Hong Kong: Cybersecurity company Trend Micro on Thursday predicted that ransomware groups will increasingly target Linux servers and embedded systems over the coming years. Ransomware attacks on Linux systems jumped 75% in 1H 2022 compared to 1H 2021, as per data from Trend Micro Smart Protection Network.
This indicates a double-digit year-on-year (YoY) increase in ransomware attacks on Linux systems in 1H 2022.
According to Tony Lee, Trend Micro’s Head of Consulting, Hong Kong & Macau, new and emerging threat groups continue to evolve their business model, focusing their attacks with even greater precision.
“That’s why it’s essential that organisations get better at mapping, understanding, and protecting their expanding digital attack surface. A single, unified cybersecurity platform is the best place to start,” said Lee.
According to the data from Trend Micro 2022 Midyear Roundup Report
- 63 billion threats blocked by Trend Micro in 1H 2022
- 52% more threats in the first half of the year than the same period in 2021
- Government, manufacturing and healthcare were the top three sectors targeted by malware
Detection of attacks from ransomware-as-a-service surged in the first half of 2022. Major players like LockBit and Conti were detected with a 500% YoY increase and nearly doubled the number of detections in six months, respectively. The ransomware-as-a-service model has generated significant profits for ransomware developers and their affiliates.
New ransomware groups are emerging all the time. The most notable one in the first half of 2022 is Black Basta. The group hit 50 organisations in just two months. Many persist with the “big game-hunting” of large enterprises, although SMBs are an increasingly popular target.
One of the primary attack vectors for ransomware is vulnerability exploitation. Trend Micro‘s Zero Day Initiative published advisories on 944 vulnerabilities in the period, a 23% YoY increase. The number of critical bug advisories published soared by 400% YoY.

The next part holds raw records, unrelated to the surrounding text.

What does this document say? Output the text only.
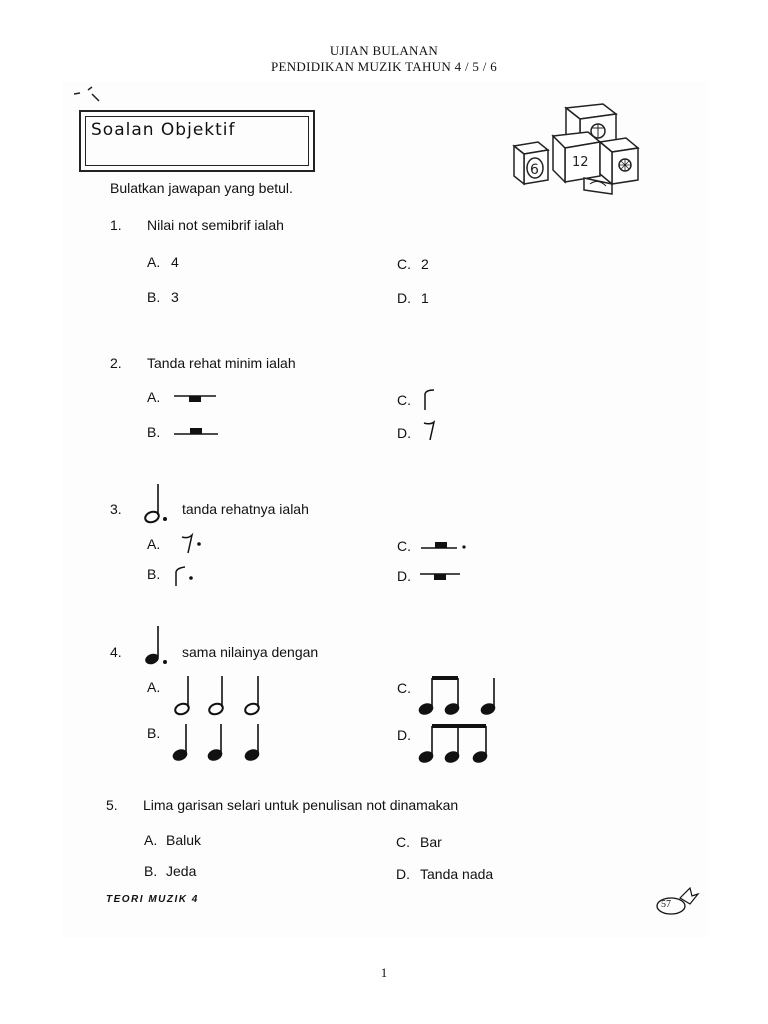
UJIAN BULANAN
PENDIDIKAN MUZIK TAHUN 4 / 5 / 6
Soalan Objektif
12
6
Bulatkan jawapan yang betul.
1. Nilai not semibrif ialah
A. 4
B. 3
C. 2
D. 1
2. Tanda rehat minim ialah
A.
B.
C.
D.
3.	tanda rehatnya ialah
A.
B.
C.
D.
4.	sama nilainya dengan
A.
B.
C.
D.
5. Lima garisan selari untuk penulisan not dinamakan
A. Baluk
B. Jeda
C. Bar
D. Tanda nada
TEORI MUZIK 4	57
1
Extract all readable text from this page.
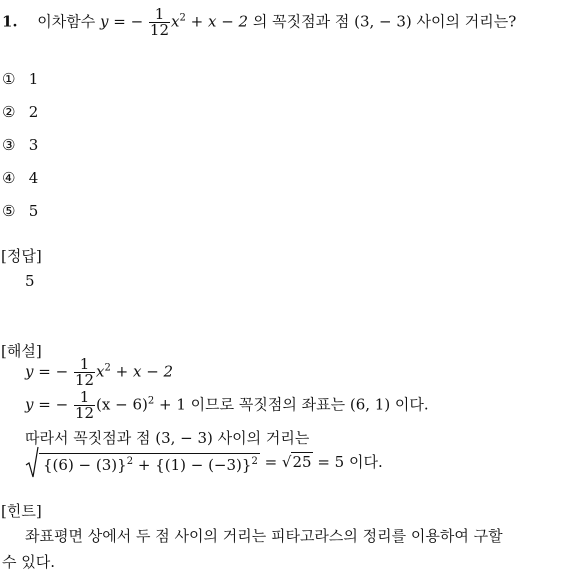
1. 이차함수 y = − $\frac{1}{12} x^2 + x - 2$ 의 꼭짓점과 점 (3, − 3) 사이의 거리는?
① 1
② 2
③ 3
④ 4
⑤ 5
[정답]
5
[해설]
y = − $\frac{1}{12} x^2 + x - 2$
y = − $\frac{1}{12} (x - 6)^2 + 1$ 이므로 꼭짓점의 좌표는 (6, 1) 이다.
따라서 꼭짓점과 점 (3, − 3) 사이의 거리는
$\{(6) - (3)\}^2 + \{(1) - (-3)\}^2 = √25 = 5$ 이다.
[힌트]
좌표평면 상에서 두 점 사이의 거리는 피타고라스의 정리를 이용하여 구할
수 있다.
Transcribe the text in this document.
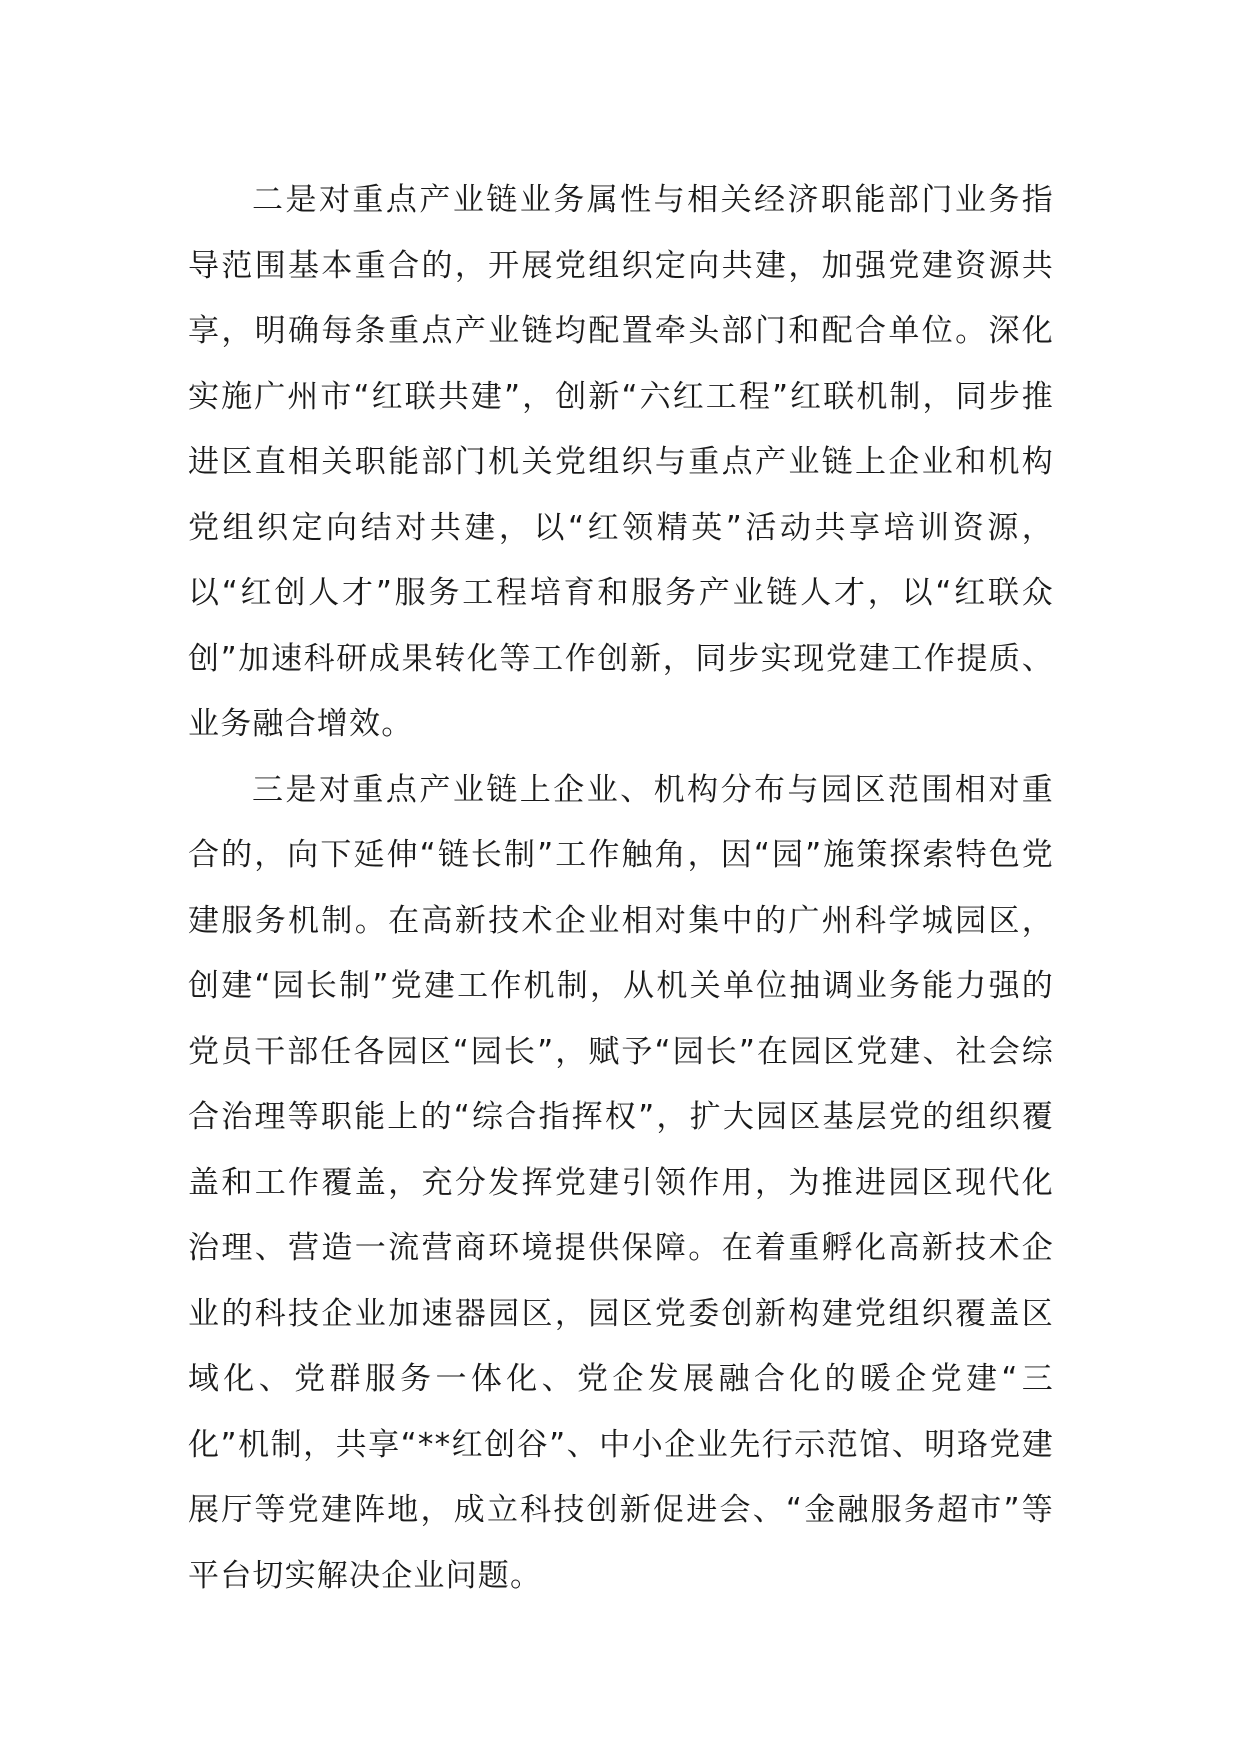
二是对重点产业链业务属性与相关经济职能部门业务指导范围基本重合的，开展党组织定向共建，加强党建资源共享，明确每条重点产业链均配置牵头部门和配合单位。深化实施广州市“红联共建”，创新“六红工程”红联机制，同步推进区直相关职能部门机关党组织与重点产业链上企业和机构党组织定向结对共建，以“红领精英”活动共享培训资源，以“红创人才”服务工程培育和服务产业链人才，以“红联众创”加速科研成果转化等工作创新，同步实现党建工作提质、业务融合增效。

三是对重点产业链上企业、机构分布与园区范围相对重合的，向下延伸“链长制”工作触角，因“园”施策探索特色党建服务机制。在高新技术企业相对集中的广州科学城园区，创建“园长制”党建工作机制，从机关单位抽调业务能力强的党员干部任各园区“园长”，赋予“园长”在园区党建、社会综合治理等职能上的“综合指挥权”，扩大园区基层党的组织覆盖和工作覆盖，充分发挥党建引领作用，为推进园区现代化治理、营造一流营商环境提供保障。在着重孵化高新技术企业的科技企业加速器园区，园区党委创新构建党组织覆盖区域化、党群服务一体化、党企发展融合化的暖企党建“三化”机制，共享“**红创谷”、中小企业先行示范馆、明珞党建展厅等党建阵地，成立科技创新促进会、“金融服务超市”等平台切实解决企业问题。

APT groups continue to evolve their methods by employing expansive infrastructure and combining multiple malware tools. The ten-fold increase in the number of detections is another proof point that threat actors are increasingly integrating Emotet as part of their elaborate cybercrime operations.
The concern is that threat actors are able to weaponize these flaws faster than vendors can release patch updates and/or customers can patch them.
Unpatched vulnerabilities add to a growing digital attack surface many organisations are struggling to manage securely as the hybrid workplace expands their IT environment. Over two-fifths, (43%) of global organisations believe it is “spiralling out of control.”